Steve Anderson : End Game
Steve Anderson
The Video Store Guy
| The video game industry has gone from a mole hill to a mountain in no time flat, Chris DiMarco is your Sherpa as you endeavor to scale Mount “Everquest”

How The Newest Console Wars Shape Up

Now that all the pieces of the next generation console wars are in place, I figured it would be a good time to take a look at the overall market and make for a comparison of the various players in the field. Each one has some distinct advantages, as well as some fairly substantial challenges, which is going to make this particular go-round of the console wars especially interesting.

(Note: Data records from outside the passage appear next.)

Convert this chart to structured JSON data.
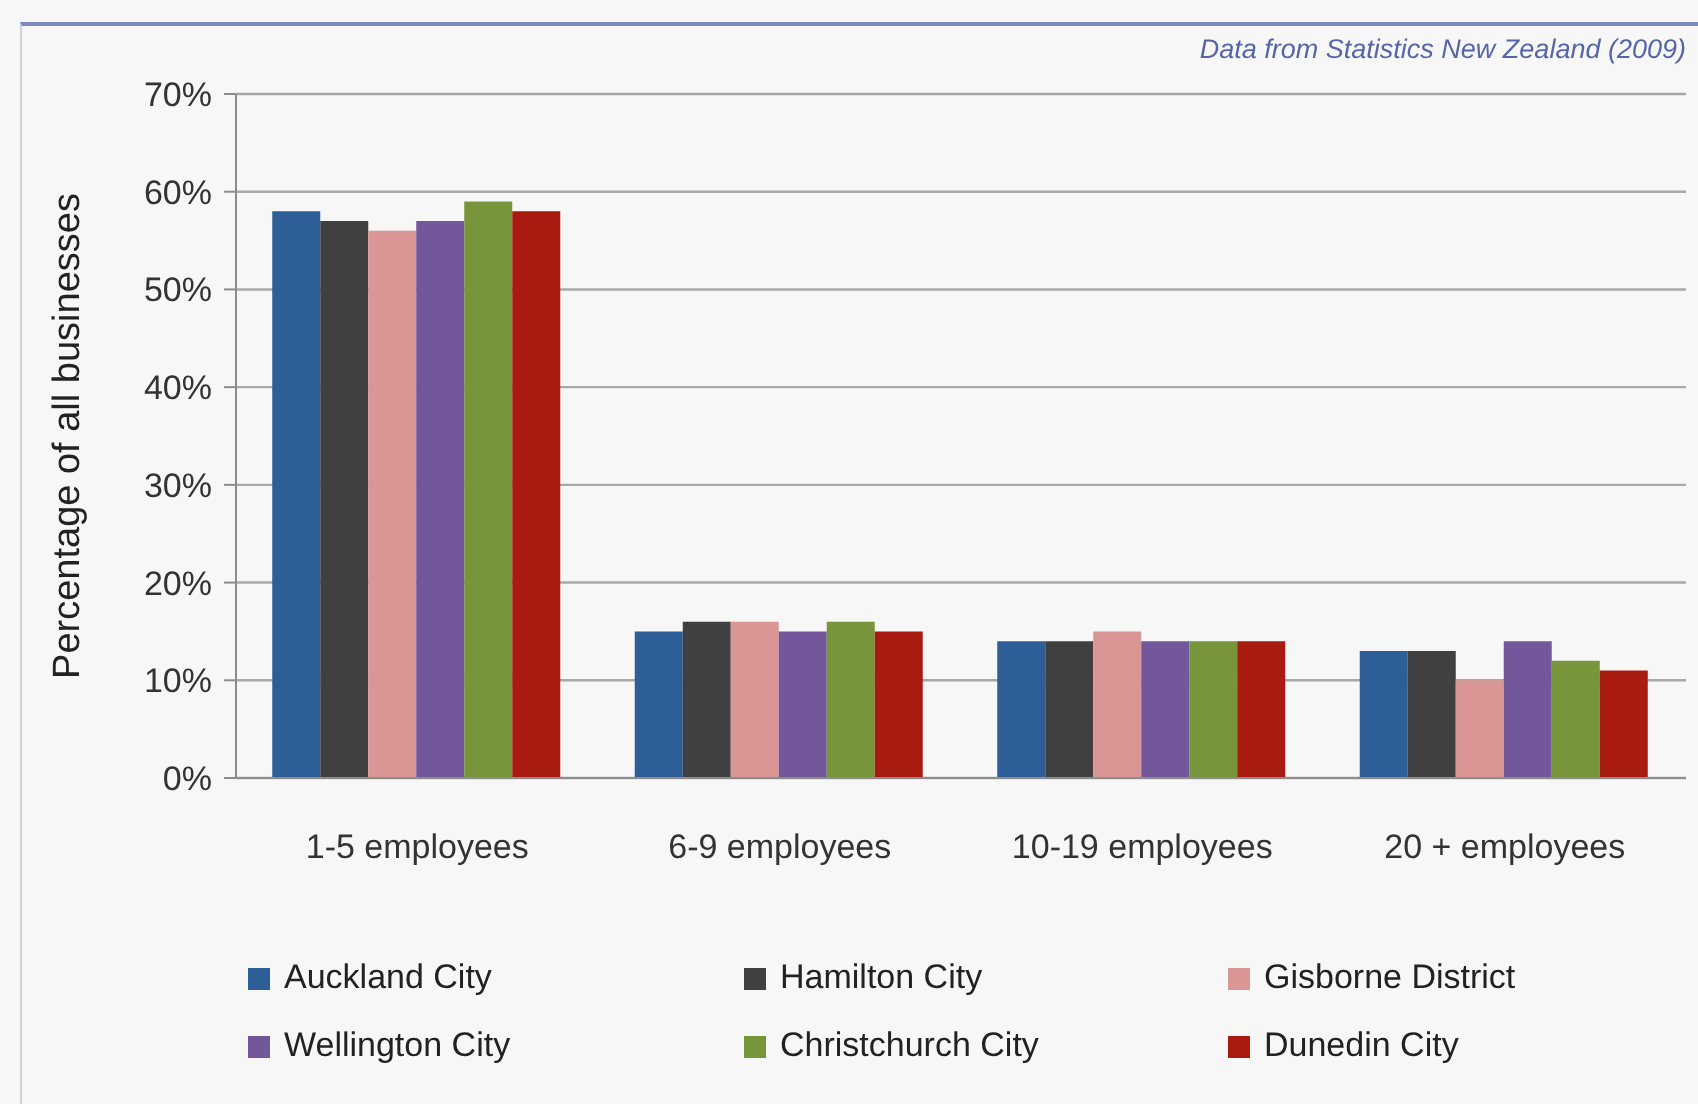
{
  "chart_data": {
    "type": "bar",
    "ylabel": "Percentage of all businesses",
    "annotations": [
      "Data from Statistics New Zealand (2009)"
    ],
    "categories": [
      "1-5 employees",
      "6-9 employees",
      "10-19 employees",
      "20 + employees"
    ],
    "series": [
      {
        "name": "Auckland City",
        "color": "#2e5e97",
        "values": [
          58,
          15,
          14,
          13
        ]
      },
      {
        "name": "Hamilton City",
        "color": "#404040",
        "values": [
          57,
          16,
          14,
          13
        ]
      },
      {
        "name": "Gisborne District",
        "color": "#d99694",
        "values": [
          56,
          16,
          15,
          10
        ]
      },
      {
        "name": "Wellington City",
        "color": "#72589a",
        "values": [
          57,
          15,
          14,
          14
        ]
      },
      {
        "name": "Christchurch City",
        "color": "#77963b",
        "values": [
          59,
          16,
          14,
          12
        ]
      },
      {
        "name": "Dunedin City",
        "color": "#a91a10",
        "values": [
          58,
          15,
          14,
          11
        ]
      }
    ],
    "ylim": [
      0,
      70
    ],
    "yticks": [
      {
        "value": 0,
        "label": "0%"
      },
      {
        "value": 10,
        "label": "10%"
      },
      {
        "value": 20,
        "label": "20%"
      },
      {
        "value": 30,
        "label": "30%"
      },
      {
        "value": 40,
        "label": "40%"
      },
      {
        "value": 50,
        "label": "50%"
      },
      {
        "value": 60,
        "label": "60%"
      },
      {
        "value": 70,
        "label": "70%"
      }
    ],
    "grid": "y",
    "legend": "bottom"
  }
}
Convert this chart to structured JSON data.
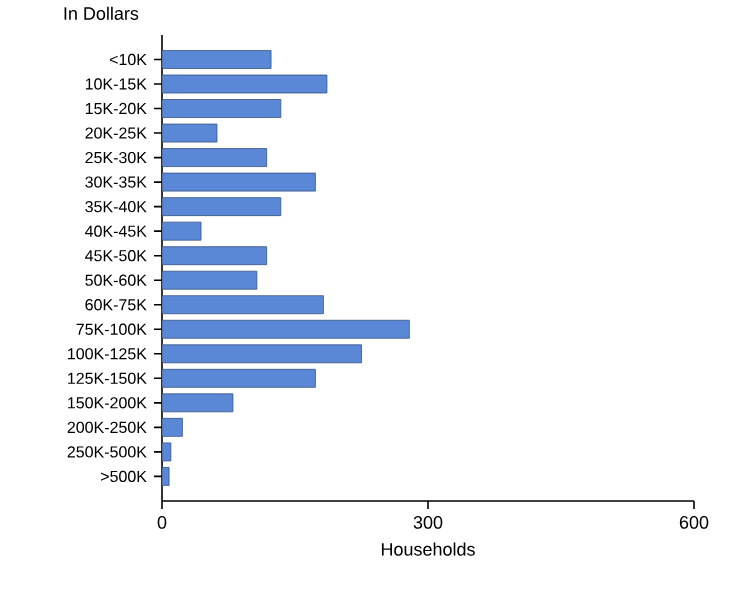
{
  "chart_data": {
    "type": "bar",
    "orientation": "horizontal",
    "ylabel": "In Dollars",
    "xlabel": "Households",
    "categories": [
      "<10K",
      "10K-15K",
      "15K-20K",
      "20K-25K",
      "25K-30K",
      "30K-35K",
      "35K-40K",
      "40K-45K",
      "45K-50K",
      "50K-60K",
      "60K-75K",
      "75K-100K",
      "100K-125K",
      "125K-150K",
      "150K-200K",
      "200K-250K",
      "250K-500K",
      ">500K"
    ],
    "values": [
      123,
      186,
      134,
      62,
      118,
      173,
      134,
      44,
      118,
      107,
      182,
      279,
      225,
      173,
      80,
      23,
      10,
      8
    ],
    "color": "#5b88d6",
    "xlim": [
      0,
      600
    ],
    "xticks": [
      0,
      300,
      600
    ],
    "grid": false
  }
}
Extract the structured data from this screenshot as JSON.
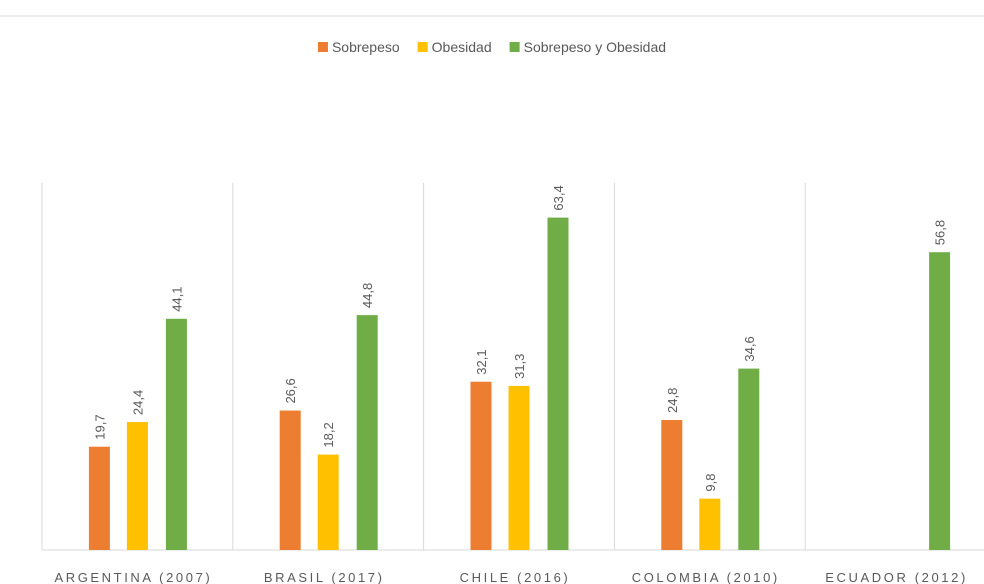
{
  "chart_data": {
    "type": "bar",
    "categories": [
      "ARGENTINA (2007)",
      "BRASIL (2017)",
      "CHILE (2016)",
      "COLOMBIA (2010)",
      "ECUADOR (2012)"
    ],
    "series": [
      {
        "name": "Sobrepeso",
        "color": "#ed7d31",
        "values": [
          19.7,
          26.6,
          32.1,
          24.8,
          null
        ],
        "value_labels": [
          "19,7",
          "26,6",
          "32,1",
          "24,8",
          null
        ]
      },
      {
        "name": "Obesidad",
        "color": "#ffc000",
        "values": [
          24.4,
          18.2,
          31.3,
          9.8,
          null
        ],
        "value_labels": [
          "24,4",
          "18,2",
          "31,3",
          "9,8",
          null
        ]
      },
      {
        "name": "Sobrepeso y Obesidad",
        "color": "#70ad47",
        "values": [
          44.1,
          44.8,
          63.4,
          34.6,
          56.8
        ],
        "value_labels": [
          "44,1",
          "44,8",
          "63,4",
          "34,6",
          "56,8"
        ]
      }
    ],
    "ylim": [
      0,
      70
    ],
    "legend": "top"
  }
}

Of course, we need to consider the Wii U, as it's Nintendo's entry in the field. Though significantly behind its competitors in terms of overall technical capability--some were comparing its graphic output to that of the xbox 360 and the PlayStation 3--but it's also got its own line of very recognizable characters and a highly unusual control scheme. It's also got about a year's head start on the rest of the competition--especially since the Sony and Microsoft systems likely won't hit stores much ahead of the holiday shopping season, but it hasn't made a lot of headway with that year thanks to some issues in terms of getting the games to market.

The PlayStation 4, meanwhile, seems to have at least somewhat learned from previous issues. The system will be coming out at about the same time as the Xbox One will, and with both a fairly decent lineup of launch titles. Tech-wise, the PlayStation 4 looks to have at least a few advantages over its rival, and looks to offer some gaming connectivity with Gaikai streaming. It's a decent overall package, and it's offering one more valuable bonus in the form of assurance that used games will be well taken care of here.

The Xbox One, meanwhile, may be a little short on the power department compared against the PlayStation 4, but there are indications that Microsoft is planning to use the available power in some compelling ways. The voice control systems, the expanded Kinect system, the connection to Windows and the wide array of video content that will be coming in make the Xbox a complete ecosystem in and of itself. However, gamers are no doubt concerned about Microsoft's less than comforting responses in terms of used games.

The good news is that the overall market looks pretty sharp. Competition will likely be brisk between Sony and Microsoft, much as it was last generation, though Nintendo is likely to have a tougher time of things unless it can shore up the game counts and get the software to its user base at a much better clip than it has for the last several months. There are, however, several points that are as yet left unclear ahead of the fray. Neither Sony nor Microsoft has detailed pricing on their respective devices, and if there's a significant difference that may sway some potential owners one way or another. Additionally, there's the issue of Microsoft's potential plan to require payment for activating used games. The exact details on this plan have yet to come about, and they'll likely have something to say about the ultimate status of the market.

In the end, there really isn't a clear winner as yet, and won't be for some time. If Microsoft doesn't offer the right experience, if Nintendo can't get the games in play, if Sony can't offer a sound experience for the whole living room, then any one of them may falter. Only time will truly tell who will come out on top, but from this point, it looks like the console wars are ultimately anyone's to lose.